Cattle stile, probably early C19, Carn Marth moorstone granite with earth fill.
On its south side are three monoliths laid horizontally as steps. The top and foot stones are dressed, and the top stone has infilled drill-holes, suggesting reuse from a gate or fence post. A further horizontal monolith is laid at right-angles at the right-hand side at the top of the stile, and there is a grounder (or partially hidden monolith) on the same side above the foot stone. To the right of the stile are two 1m tall granite monoliths placed vertically; one appears to be a reused gate or fence post. On the north side are three further monoliths laid horizontally as steps.
The stile passes over a stone and earth hedge bank.
The landscape around St Day was once open downland: an ancient landscape with relict features such as sinuous boundaries, and field names and earthworks which suggest that here was once a scattering of small Iron Age and Bronze Age settlements.
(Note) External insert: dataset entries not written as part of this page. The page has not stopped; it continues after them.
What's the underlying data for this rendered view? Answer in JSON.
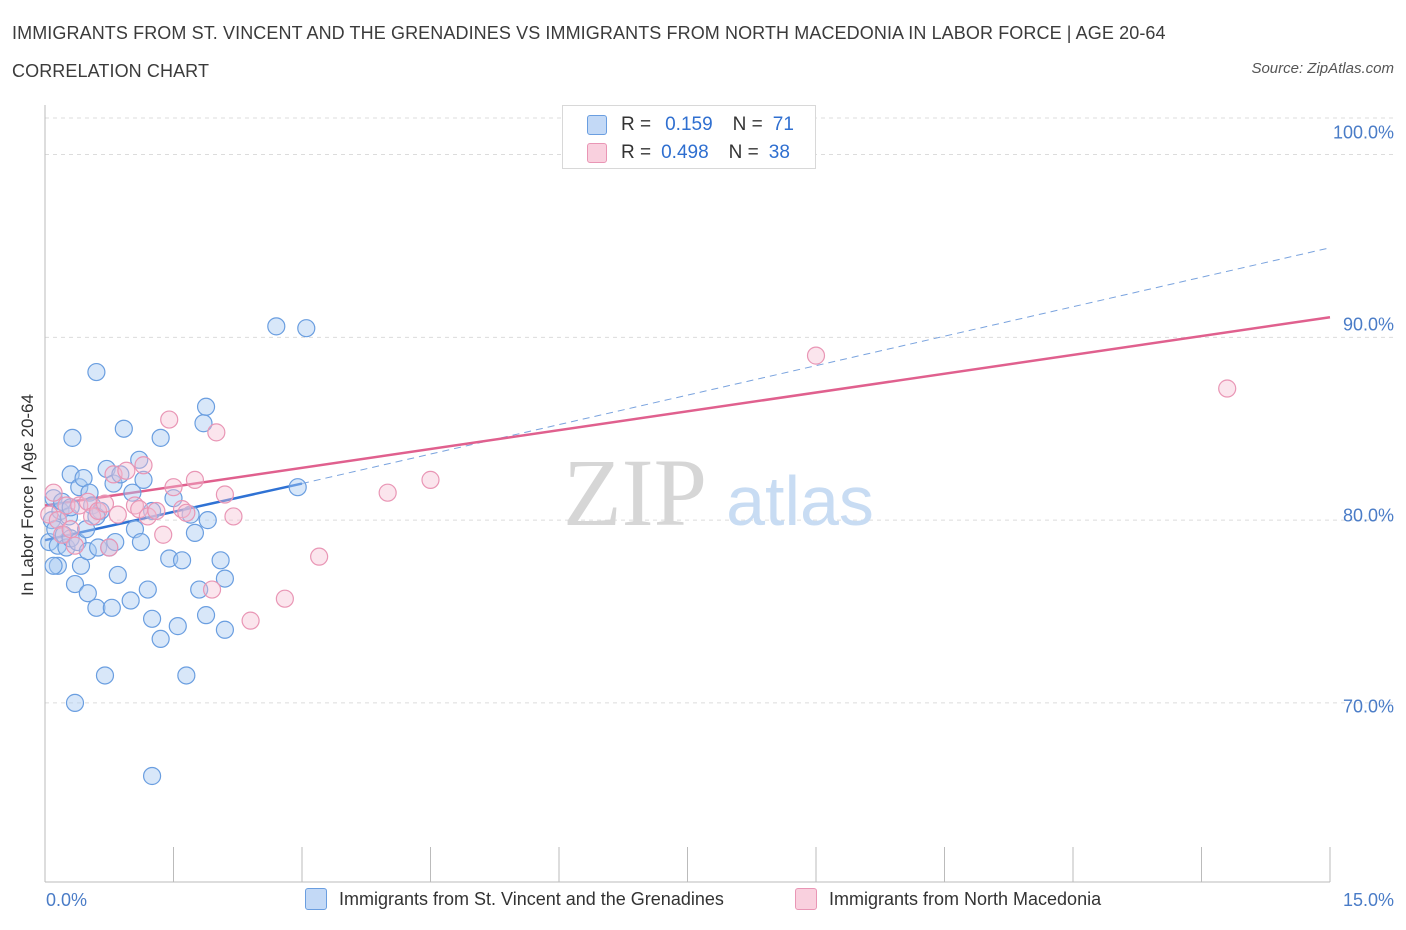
{
  "title": "IMMIGRANTS FROM ST. VINCENT AND THE GRENADINES VS IMMIGRANTS FROM NORTH MACEDONIA IN LABOR FORCE | AGE 20-64 CORRELATION CHART",
  "source": "Source: ZipAtlas.com",
  "watermark": {
    "zip": "ZIP",
    "atlas": "atlas"
  },
  "colors": {
    "blue_fill": "#a9c9f2",
    "blue_stroke": "#6a9ee0",
    "blue_line": "#2f72d4",
    "pink_fill": "#f6bfd2",
    "pink_stroke": "#e996b5",
    "pink_line": "#e0608e",
    "tick_text": "#4a7cc7",
    "grid": "#dcdcdc"
  },
  "legend": {
    "rows": [
      {
        "r_label": "R =",
        "r_value": "0.159",
        "n_label": "N =",
        "n_value": "71"
      },
      {
        "r_label": "R =",
        "r_value": "0.498",
        "n_label": "N =",
        "n_value": "38"
      }
    ]
  },
  "bottom_legend": {
    "series1": "Immigrants from St. Vincent and the Grenadines",
    "series2": "Immigrants from North Macedonia"
  },
  "chart_data": {
    "type": "scatter",
    "title": "IMMIGRANTS FROM ST. VINCENT AND THE GRENADINES VS IMMIGRANTS FROM NORTH MACEDONIA IN LABOR FORCE | AGE 20-64 CORRELATION CHART",
    "xlabel": "",
    "ylabel": "In Labor Force | Age 20-64",
    "xlim": [
      0,
      15
    ],
    "ylim": [
      60.2,
      102
    ],
    "x_tick_labels": [
      "0.0%",
      "15.0%"
    ],
    "y_ticks": [
      70,
      80,
      90,
      100
    ],
    "y_tick_labels": [
      "70.0%",
      "80.0%",
      "90.0%",
      "100.0%"
    ],
    "grid": true,
    "series": [
      {
        "name": "Immigrants from St. Vincent and the Grenadines",
        "color": "blue",
        "R": 0.159,
        "N": 71,
        "trend": {
          "x0": 0,
          "y0": 78.9,
          "x1": 3.0,
          "y1": 82.0,
          "dashed_to_x": 15,
          "dashed_to_y": 94.9
        },
        "points": [
          [
            0.05,
            78.8
          ],
          [
            0.08,
            80.0
          ],
          [
            0.1,
            81.2
          ],
          [
            0.12,
            79.5
          ],
          [
            0.15,
            78.6
          ],
          [
            0.15,
            77.5
          ],
          [
            0.18,
            80.5
          ],
          [
            0.2,
            81.0
          ],
          [
            0.22,
            79.2
          ],
          [
            0.25,
            78.5
          ],
          [
            0.28,
            80.2
          ],
          [
            0.3,
            82.5
          ],
          [
            0.3,
            79.0
          ],
          [
            0.32,
            84.5
          ],
          [
            0.35,
            76.5
          ],
          [
            0.35,
            70.0
          ],
          [
            0.38,
            78.8
          ],
          [
            0.4,
            81.8
          ],
          [
            0.42,
            77.5
          ],
          [
            0.45,
            82.3
          ],
          [
            0.48,
            79.5
          ],
          [
            0.5,
            76.0
          ],
          [
            0.5,
            78.3
          ],
          [
            0.52,
            81.5
          ],
          [
            0.55,
            80.8
          ],
          [
            0.6,
            88.1
          ],
          [
            0.6,
            75.2
          ],
          [
            0.62,
            78.5
          ],
          [
            0.65,
            80.5
          ],
          [
            0.7,
            71.5
          ],
          [
            0.72,
            82.8
          ],
          [
            0.75,
            78.5
          ],
          [
            0.78,
            75.2
          ],
          [
            0.8,
            82.0
          ],
          [
            0.82,
            78.8
          ],
          [
            0.85,
            77.0
          ],
          [
            0.88,
            82.5
          ],
          [
            0.92,
            85.0
          ],
          [
            1.0,
            75.6
          ],
          [
            1.02,
            81.5
          ],
          [
            1.05,
            79.5
          ],
          [
            1.1,
            83.3
          ],
          [
            1.12,
            78.8
          ],
          [
            1.15,
            82.2
          ],
          [
            1.2,
            76.2
          ],
          [
            1.25,
            80.5
          ],
          [
            1.25,
            74.6
          ],
          [
            1.35,
            73.5
          ],
          [
            1.35,
            84.5
          ],
          [
            1.45,
            77.9
          ],
          [
            1.5,
            81.2
          ],
          [
            1.55,
            74.2
          ],
          [
            1.6,
            77.8
          ],
          [
            1.65,
            71.5
          ],
          [
            1.7,
            80.3
          ],
          [
            1.75,
            79.3
          ],
          [
            1.8,
            76.2
          ],
          [
            1.85,
            85.3
          ],
          [
            1.88,
            86.2
          ],
          [
            1.88,
            74.8
          ],
          [
            1.9,
            80.0
          ],
          [
            2.05,
            77.8
          ],
          [
            2.1,
            76.8
          ],
          [
            2.1,
            74.0
          ],
          [
            2.7,
            90.6
          ],
          [
            3.05,
            90.5
          ],
          [
            2.95,
            81.8
          ],
          [
            1.25,
            66.0
          ],
          [
            0.1,
            77.5
          ],
          [
            0.3,
            80.7
          ],
          [
            0.6,
            80.2
          ]
        ]
      },
      {
        "name": "Immigrants from North Macedonia",
        "color": "pink",
        "R": 0.498,
        "N": 38,
        "trend": {
          "x0": 0,
          "y0": 80.8,
          "x1": 15,
          "y1": 91.1
        },
        "points": [
          [
            0.05,
            80.3
          ],
          [
            0.1,
            81.5
          ],
          [
            0.15,
            80.0
          ],
          [
            0.2,
            79.2
          ],
          [
            0.25,
            80.8
          ],
          [
            0.3,
            79.5
          ],
          [
            0.35,
            78.6
          ],
          [
            0.4,
            80.8
          ],
          [
            0.5,
            81.0
          ],
          [
            0.55,
            80.2
          ],
          [
            0.62,
            80.5
          ],
          [
            0.7,
            80.9
          ],
          [
            0.75,
            78.5
          ],
          [
            0.8,
            82.5
          ],
          [
            0.85,
            80.3
          ],
          [
            0.95,
            82.7
          ],
          [
            1.05,
            80.8
          ],
          [
            1.1,
            80.6
          ],
          [
            1.15,
            83.0
          ],
          [
            1.2,
            80.2
          ],
          [
            1.3,
            80.5
          ],
          [
            1.38,
            79.2
          ],
          [
            1.45,
            85.5
          ],
          [
            1.5,
            81.8
          ],
          [
            1.6,
            80.6
          ],
          [
            1.65,
            80.4
          ],
          [
            1.75,
            82.2
          ],
          [
            1.95,
            76.2
          ],
          [
            2.0,
            84.8
          ],
          [
            2.1,
            81.4
          ],
          [
            2.2,
            80.2
          ],
          [
            2.4,
            74.5
          ],
          [
            2.8,
            75.7
          ],
          [
            3.2,
            78.0
          ],
          [
            4.0,
            81.5
          ],
          [
            4.5,
            82.2
          ],
          [
            9.0,
            89.0
          ],
          [
            13.8,
            87.2
          ]
        ]
      }
    ]
  }
}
St Day itself is thought to have existed before it was recorded as ‘the town of St Trynyte’ in 1269, which itself predates by centuries the construction of the parish Church of the Holy Trinity in 1826-68. Footways also crossed the landscape, linking with tracks and green lanes and connecting settlements and places of work and worship. As the landscape was gradually enclosed, to manage livestock the paths traversed the stone and turf hedge banks with granite cattle, coffen and sheep stiles.
One such footpath runs between a bend at the north end of Pink Moors - a lane running from Vogue which is in turn to the north-west of St Day - to the hamlet of Treskerby to the north west. A granite cattle stile is located at the Pink Moors end, and for a field’s length from here the footpath follows the boundary between the historic Hundreds of Kerrier and Penwith; along the length of the footpath one other stile survives (this was not included in this assessment) and there were possibly a further five stiles before Treskerby.
Neither the footpath nor the cattle stile is shown on the 1838 Gwennap parish Tithe map. However, the path’s route through two fields named on the apportionment as ‘Church Way Field’, suggests that the path existed then as a right of way to and from the parish church. The 1880 Ordnance Survey (OS) map shows that from the stile the footpath led directly north-west to the Pick and Gad public house which traded from the mid to the late C19. The 1880 OS map also shows that the stile acted almost as a break between the footpath from Treskerby and a lane leading north-east to Wheal Pink copper mine; additionally, halfway along the path a track ran to Park-an-Chy copper mine and onwards to Wheal Clinton. All three mines were out of use by 1877. The stile at the north end of Pink Moors was therefore part of an established, and possibly ancient, footway which continues in use today.
The cattle stile at Pink Moors, which probably dates to the early C19, is listed at Grade II for the following principal reasons:
Architectural interest:
* for the use of local Carn Marth granite;
* as a good example of the distinctive stile-building traditions in Cornwall;
Historic interest:
* the stile is located on a potentially ancient footway, linking the two settlements to mining sites and possibly the parish church at St Day.